At magnitude 8.4, Vesta is within easy reach of most binoculars. To find it, locate Aldebaran, the brightest star in Taurus, and draw an imaginary line northeast. First, you’ll hit the open star cluster NGC 1647, which contains several dozen scattered 8th- to 11th- magnitude stars. Continue that line roughly the same distance to the northeast and begin scanning for Vesta, which is slowly advancing through a region with few background stars. Try this exercise two or three nights in a row to find the spot that has moved — that’s the asteroid you’re looking for.
Wednesday, April 29
Mars remains an ideal morning target to catch before sunrise. The Red Planet glows at magnitude 0.4 in the southeastern sky, positioned midway between two 4th-magnitude stars: Iota (ι) and Gamma (γ) Capricorni. Mars is nearly 20° above the horizon an hour before sunrise.

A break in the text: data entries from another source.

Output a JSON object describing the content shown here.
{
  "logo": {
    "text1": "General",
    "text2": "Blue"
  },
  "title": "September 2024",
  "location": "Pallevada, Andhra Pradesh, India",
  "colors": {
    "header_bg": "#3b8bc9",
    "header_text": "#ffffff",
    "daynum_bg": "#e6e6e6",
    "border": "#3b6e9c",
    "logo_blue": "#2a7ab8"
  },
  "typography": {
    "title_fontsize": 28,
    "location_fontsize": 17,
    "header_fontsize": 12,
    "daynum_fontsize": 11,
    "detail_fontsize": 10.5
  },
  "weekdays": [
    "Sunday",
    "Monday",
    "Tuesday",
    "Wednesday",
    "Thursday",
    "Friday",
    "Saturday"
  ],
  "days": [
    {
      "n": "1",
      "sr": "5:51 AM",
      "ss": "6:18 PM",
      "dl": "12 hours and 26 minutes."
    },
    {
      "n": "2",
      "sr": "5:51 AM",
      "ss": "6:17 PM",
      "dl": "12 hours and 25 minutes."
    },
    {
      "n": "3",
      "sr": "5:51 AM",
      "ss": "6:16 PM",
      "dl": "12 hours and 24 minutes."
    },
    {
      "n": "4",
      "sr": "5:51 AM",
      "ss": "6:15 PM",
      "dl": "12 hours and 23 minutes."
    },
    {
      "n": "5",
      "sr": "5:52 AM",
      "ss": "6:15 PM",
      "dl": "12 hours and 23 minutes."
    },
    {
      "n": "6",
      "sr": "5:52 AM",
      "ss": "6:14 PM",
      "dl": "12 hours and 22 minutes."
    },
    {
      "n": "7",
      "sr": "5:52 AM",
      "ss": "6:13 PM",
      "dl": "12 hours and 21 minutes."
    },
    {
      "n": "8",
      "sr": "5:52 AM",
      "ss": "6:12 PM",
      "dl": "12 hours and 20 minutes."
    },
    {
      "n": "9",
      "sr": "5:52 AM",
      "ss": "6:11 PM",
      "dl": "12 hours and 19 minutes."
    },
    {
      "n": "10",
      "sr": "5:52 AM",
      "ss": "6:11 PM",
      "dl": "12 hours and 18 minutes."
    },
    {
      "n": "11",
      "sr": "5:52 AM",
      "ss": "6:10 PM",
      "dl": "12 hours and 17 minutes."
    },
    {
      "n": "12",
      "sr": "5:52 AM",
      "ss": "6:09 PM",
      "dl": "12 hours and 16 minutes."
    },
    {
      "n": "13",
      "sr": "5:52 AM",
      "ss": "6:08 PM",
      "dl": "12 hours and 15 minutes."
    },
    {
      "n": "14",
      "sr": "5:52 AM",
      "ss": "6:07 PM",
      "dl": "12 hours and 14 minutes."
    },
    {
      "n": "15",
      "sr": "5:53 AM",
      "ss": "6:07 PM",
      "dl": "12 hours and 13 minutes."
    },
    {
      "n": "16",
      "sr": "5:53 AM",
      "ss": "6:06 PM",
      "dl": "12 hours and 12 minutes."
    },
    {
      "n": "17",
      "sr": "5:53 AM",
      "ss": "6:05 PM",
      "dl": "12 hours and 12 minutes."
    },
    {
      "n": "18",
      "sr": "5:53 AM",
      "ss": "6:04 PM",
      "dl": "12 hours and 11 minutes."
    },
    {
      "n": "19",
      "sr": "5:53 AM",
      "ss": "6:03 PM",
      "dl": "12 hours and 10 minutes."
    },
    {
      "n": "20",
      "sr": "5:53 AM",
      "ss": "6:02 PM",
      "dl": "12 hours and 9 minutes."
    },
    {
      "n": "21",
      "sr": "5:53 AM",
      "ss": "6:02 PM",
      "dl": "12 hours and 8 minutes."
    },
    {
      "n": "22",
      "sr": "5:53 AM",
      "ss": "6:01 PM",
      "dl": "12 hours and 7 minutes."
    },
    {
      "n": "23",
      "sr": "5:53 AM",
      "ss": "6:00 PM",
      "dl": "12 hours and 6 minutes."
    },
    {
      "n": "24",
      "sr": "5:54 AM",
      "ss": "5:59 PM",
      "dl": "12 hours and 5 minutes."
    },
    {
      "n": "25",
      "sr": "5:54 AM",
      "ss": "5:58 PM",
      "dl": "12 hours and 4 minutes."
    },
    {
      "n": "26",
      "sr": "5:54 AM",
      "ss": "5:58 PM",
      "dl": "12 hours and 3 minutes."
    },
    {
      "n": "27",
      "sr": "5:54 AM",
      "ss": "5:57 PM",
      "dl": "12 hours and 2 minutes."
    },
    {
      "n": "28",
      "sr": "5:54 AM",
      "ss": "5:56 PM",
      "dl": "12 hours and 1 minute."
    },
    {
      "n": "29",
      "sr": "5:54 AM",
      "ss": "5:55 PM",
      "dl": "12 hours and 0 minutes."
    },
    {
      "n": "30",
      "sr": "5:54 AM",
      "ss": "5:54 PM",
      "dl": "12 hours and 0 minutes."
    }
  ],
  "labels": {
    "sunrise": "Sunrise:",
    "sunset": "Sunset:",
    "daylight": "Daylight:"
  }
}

Mars also stands at the center of a planetary gathering. Look west to find Saturn nearly 19° away, with Jupiter just 5° farther in the same direction. These two solar system giants shine at magnitude 0.6 and –2.4, respectively. Telescopic observers and imagers can add a dwarf planet to the mix: Pluto is just 2° southwest of Jupiter, glinting faintly at magnitude 14.
Turn your telescope 30° east of Mars to glimpse magnitude 8 Neptune. The ice giant is still low on the eastern horizon, rising higher as the sky brightens with the coming dawn. See how long you can track it before the bright sky hides it from view.
Thursday, April 30
First Quarter Moon occurs at 4:38 P.M. EDT. An hour after sunset, our satellite stands high in the southwestern sky in the faint constellation Cancer the Crab. In the moonlit sky, you might have better luck spotting Gemini the Twins and their bright luminaries, Castor and Pollux, to the west. Look east of the Moon to find Leo the Lion, with his brightest star Regulus, and follow the ecliptic farther east to reach Virgo the Maiden, whose brightest star is Spica. This blue-white magnitude 1 star is not one star, but two — however, the stars are so close that they cannot be split visually. Instead, astronomers discovered Spica’s dual nature by noticing that as one star orbits the other, gravity’s effects shift the light we see from the star slightly red and then blue over time.
The larger of the two, Spica A, is roughly seven times wider than our Sun and 10 times as massive. Most of the light we see from the “star” comes from this component. The smaller Spica B is a little less than four times wider than the Sun and seven times as massive.
Friday, May 1
The Eta Aquariids have been slowly ramping up since last week and will peak in another few days. It’s not one of the year’s best meteor showers, due to its low-altitude radiant in the Northern Hemisphere and low predicted rate of just 10 meteors per hour at its peak. But with Mars hanging nearby and a still-crescent Moon in the sky, it’s worth trying to catch a few shooting stars this morning.
Find the darkest skies possible and spend some time scanning overhead. Try concentrating on a spot away from the constellation Aquarius, where the shower’s meteors originate. You may only see five or so Eta Aquariid meteors an hour, but this is also a great chance to relax beneath the stars and get to know the morning sky much better.